Geht es nach der Regierung, muss die UBS bald mehr Kapital für ihre ausländischen Tochterbanken halten. Wie einschneidend die neuen Regeln wären, ist aber strittig. Die wichtigsten Fragen und Antworten.
In der Schweiz soll der Steuerzahler nie wieder eine Grossbank retten müssen. Der Bundesrat will daher Lücken schliessen bei den «Too big to fail»-Regeln. Gestritten wird vor allem über die Frage, wie stark die UBS ihr Eigenkapital erhöhen solle. Eine Woche nach der Präsentation der bundesrätlichen Vorschläge bleiben die Meinungen darüber geteilt, ob die UBS mit Samthandschuhen angefasst wird oder ob ihr eine schmerzhafte Verteuerung des Geschäfts droht.
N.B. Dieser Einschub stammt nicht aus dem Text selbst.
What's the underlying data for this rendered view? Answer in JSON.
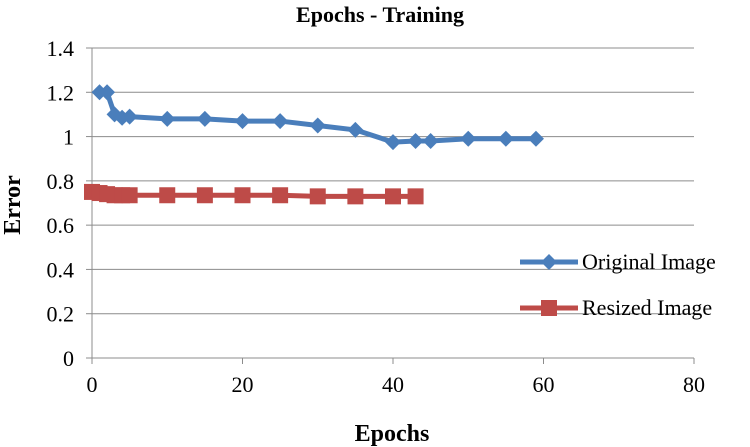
{
  "chart_data": {
    "type": "line",
    "title": "Epochs - Training",
    "xlabel": "Epochs",
    "ylabel": "Error",
    "xlim": [
      0,
      80
    ],
    "ylim": [
      0,
      1.4
    ],
    "x_ticks": [
      0,
      20,
      40,
      60,
      80
    ],
    "y_ticks": [
      0,
      0.2,
      0.4,
      0.6,
      0.8,
      1,
      1.2,
      1.4
    ],
    "x_tick_labels": [
      "0",
      "20",
      "40",
      "60",
      "80"
    ],
    "y_tick_labels": [
      "0",
      "0.2",
      "0.4",
      "0.6",
      "0.8",
      "1",
      "1.2",
      "1.4"
    ],
    "grid": "horizontal",
    "legend_position": "right",
    "series": [
      {
        "name": "Original Image",
        "color": "#4a7ebb",
        "marker": "diamond",
        "x": [
          1,
          2,
          3,
          4,
          5,
          10,
          15,
          20,
          25,
          30,
          35,
          40,
          43,
          45,
          50,
          55,
          59
        ],
        "y": [
          1.2,
          1.2,
          1.1,
          1.085,
          1.09,
          1.08,
          1.08,
          1.07,
          1.07,
          1.05,
          1.03,
          0.975,
          0.98,
          0.98,
          0.99,
          0.99,
          0.99
        ]
      },
      {
        "name": "Resized Image",
        "color": "#be4b48",
        "marker": "square",
        "x": [
          0,
          1,
          2,
          3,
          4,
          5,
          10,
          15,
          20,
          25,
          30,
          35,
          40,
          43
        ],
        "y": [
          0.75,
          0.745,
          0.74,
          0.735,
          0.735,
          0.735,
          0.735,
          0.735,
          0.735,
          0.735,
          0.73,
          0.73,
          0.73,
          0.73
        ]
      }
    ]
  }
}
Das sind die wichtigsten Punkte der Kontroverse:
Warum ist Eigenkapital wichtig für eine Bank?
Es ist bei Banken wie bei allen Unternehmen: Eigenkapital bietet Schutz gegen Verluste – etwa wenn viele Kreditnehmer ihre Kredite nicht mehr begleichen können, wie dies in der Finanzkrise 2008 bei amerikanischen Hausbesitzern der Fall war. Oder wenn Investitionen rasch an Wert verlieren. Eigenkapital sorgt dafür, dass Verluste aufgefangen werden können, ohne dass gleich die Kundeneinlagen in Gefahr geraten und die Insolvenz der Bank droht.
Bis Mitte des 19. Jahrhunderts hatten Banken ähnlich viel hartes Eigenkapital wie Industriefirmen, also gegen 40 Prozent der Bilanz. Heute liegt die Quote oft nur noch bei 5 Prozent. Das ist sowohl aus historischer Sicht als auch mit Blick auf andere Branchen sehr wenig. Im Nachgang zur Finanzkrise 2008, als das Problem fehlender Finanzpolster deutlich wurde, wurden die Eigenkapitalanforderungen für Banken aber verschärft.
Trug fehlendes Eigenkapital zum Niedergang der CS bei?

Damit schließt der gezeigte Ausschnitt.